My question was not about the cap. It was about when the Government are going to introduce the safe and legal routes that they promised during the passage of the Illegal Migration Act 2023.
The commitment, and what the law requires, is for the Government to come forward with the figure around the cap, and that is precisely what we will do. It will set out the places we are able to provide for people to be able to come, working particularly in partnership with the United Nations High Commissioner for Refugees, through a safe and legal route to the United Kingdom in 2025. I think that is very welcome. If any areas have not provided a figure for this year, I would encourage them to come forward with offers of support in future years, because we want to see generosity grow year on year to respond to international crises around the world.
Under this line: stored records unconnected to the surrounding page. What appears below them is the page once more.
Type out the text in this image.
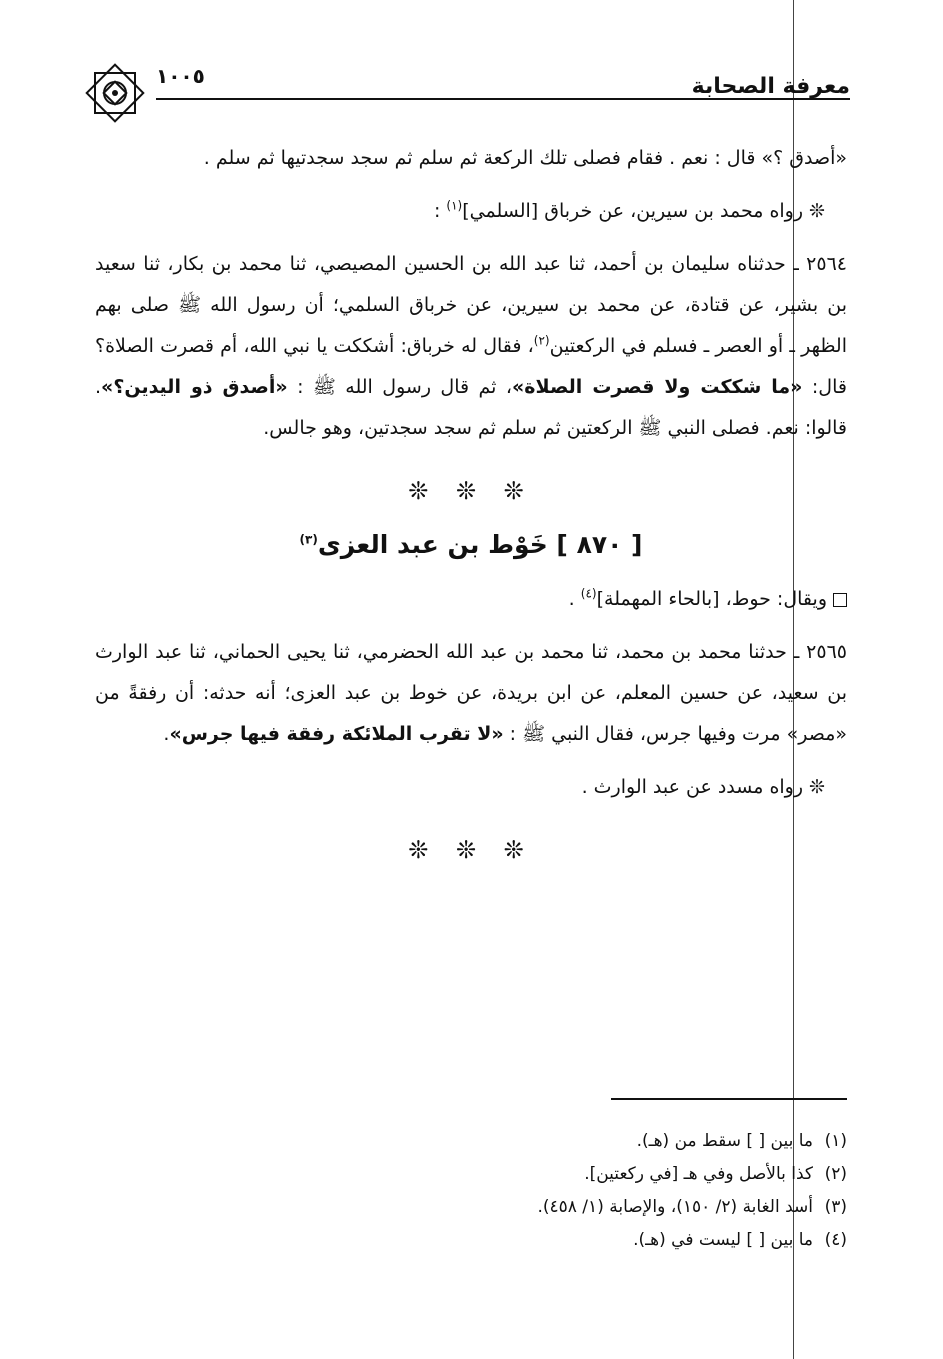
١٠٠٥	معرفة الصحابة

«أصدق ؟» قال : نعم . فقام فصلى تلك الركعة ثم سلم ثم سجد سجدتيها ثم سلم .

❊ رواه محمد بن سيرين، عن خرباق [السلمي]$^{(١)}$ :

٢٥٦٤ ـ حدثناه سليمان بن أحمد، ثنا عبد الله بن الحسين المصيصي، ثنا محمد بن بكار، ثنا سعيد بن بشير، عن قتادة، عن محمد بن سيرين، عن خرباق السلمي؛ أن رسول الله ﷺ صلى بهم الظهر ـ أو العصر ـ فسلم في الركعتين$^{(٢)}$، فقال له خرباق: أشككت يا نبي الله، أم قصرت الصلاة؟ قال: «ما شككت ولا قصرت الصلاة»، ثم قال رسول الله ﷺ : «أصدق ذو اليدين؟». قالوا: نعم. فصلى النبي ﷺ الركعتين ثم سلم ثم سجد سجدتين، وهو جالس.

❊ ❊ ❊
[ ٨٧٠ ] خَوْط بن عبد العزى$^{(٣)}$

ويقال: حوط، [بالحاء المهملة]$^{(٤)}$ .

٢٥٦٥ ـ حدثنا محمد بن محمد، ثنا محمد بن عبد الله الحضرمي، ثنا يحيى الحماني، ثنا عبد الوارث بن سعيد، عن حسين المعلم، عن ابن بريدة، عن خوط بن عبد العزى؛ أنه حدثه: أن رفقةً من «مصر» مرت وفيها جرس، فقال النبي ﷺ : «لا تقرب الملائكة رفقة فيها جرس».

❊ رواه مسدد عن عبد الوارث .

❊ ❊ ❊
(١)ما بين [ ] سقط من (هـ).
(٢)كذا بالأصل وفي هـ [في ركعتين].
(٣)أسد الغابة (٢/ ١٥٠)، والإصابة (١/ ٤٥٨).
(٤)ما بين [ ] ليست في (هـ).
Ultimately, we need a long-term solution to this crisis. That means the release of all hostages, Hamas’s rule dismantled, their ability to attack Israel removed, a new Palestinian Government for the west bank and Gaza and a political horizon towards a two-state solution. Israelis and Palestinians should be able to live together, side by side, in peace and security. That is our ultimate goal, and we will continue working tirelessly to achieve it.
When members of the public go on the website to start a petition, it can be quite an intimidating experience, because the thresholds are so high, at 10,000 to get a Government response and 100,000 to secure a debate in Parliament. These petitioners have met that relatively easily. That shows the strength of feeling within all our constituencies about the situation.
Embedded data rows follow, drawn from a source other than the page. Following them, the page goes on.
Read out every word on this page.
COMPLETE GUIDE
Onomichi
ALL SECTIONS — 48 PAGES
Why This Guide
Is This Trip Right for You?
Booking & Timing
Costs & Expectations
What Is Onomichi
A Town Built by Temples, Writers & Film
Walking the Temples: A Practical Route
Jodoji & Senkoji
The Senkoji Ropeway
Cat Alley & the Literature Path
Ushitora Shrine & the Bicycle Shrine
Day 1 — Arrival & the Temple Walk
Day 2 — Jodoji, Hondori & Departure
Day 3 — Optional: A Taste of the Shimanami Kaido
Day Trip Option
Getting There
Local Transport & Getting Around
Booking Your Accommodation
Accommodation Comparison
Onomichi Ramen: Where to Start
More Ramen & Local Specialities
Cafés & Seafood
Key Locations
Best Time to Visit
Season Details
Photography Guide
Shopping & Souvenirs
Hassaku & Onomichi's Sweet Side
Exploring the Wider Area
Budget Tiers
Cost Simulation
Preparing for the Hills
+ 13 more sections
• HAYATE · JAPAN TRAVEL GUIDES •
To be very direct to the Minister, I think the petitioners will be incredibly disappointed with his response. They were asking how it can be that Palestinians have no safe routes to the UK when they have family here. The Minister has said a lot of words, but frankly I think members of the public watching will be thinking that they made very little sense. In particular, his comments about good availability of appointments in Cairo will have left people shouting at the TV screens they are watching this on. People cannot get to Cairo from Gaza. They are trapped. That is why people have started a petition for a Palestinian Gaza-specific scheme, similar to the one for Ukraine.
I would like to thank all colleagues for taking part in this debate. It has been really comforting to witness cross-party consensus and how we all spoke with one voice in support of this scheme. I think it is incredibly disappointing that the Government Minister did not follow the mood in the room. The comments about orphaned children in particular will stay with me for a very, very long time. Those children have absolutely nobody in this world. They might have a distant relative—an aunt or an uncle—here in the UK, but they do not qualify for any UK visa scheme.
I thank my right hon. Friend the Member for Hayes and Harlington (John McDonnell) for the points he made about the children who have been injured very severely, and I urge the Minister to keep his word and follow up with him on that issue. Although it is does not relate specifically to the visa scheme, it is something the UK could do to try to foster more positive relations with the Palestinians, who will be looking right now at what this Government Minister has said and feeling incredibly let down and disappointed.
I thank everyone for taking part in this debate, which has been possibly the best-attended petitions debate I have had the privilege of introducing. I know that three hours is a lot of time to commit as a Member of Parliament, but I am sure that those who have taken part did so because of the passion that we all feel, as do the more than 100,000 people who signed this petition.
Question put and agreed to.
Resolved,
That this House has considered e-petition 648577 relating to a visa scheme for Palestinians.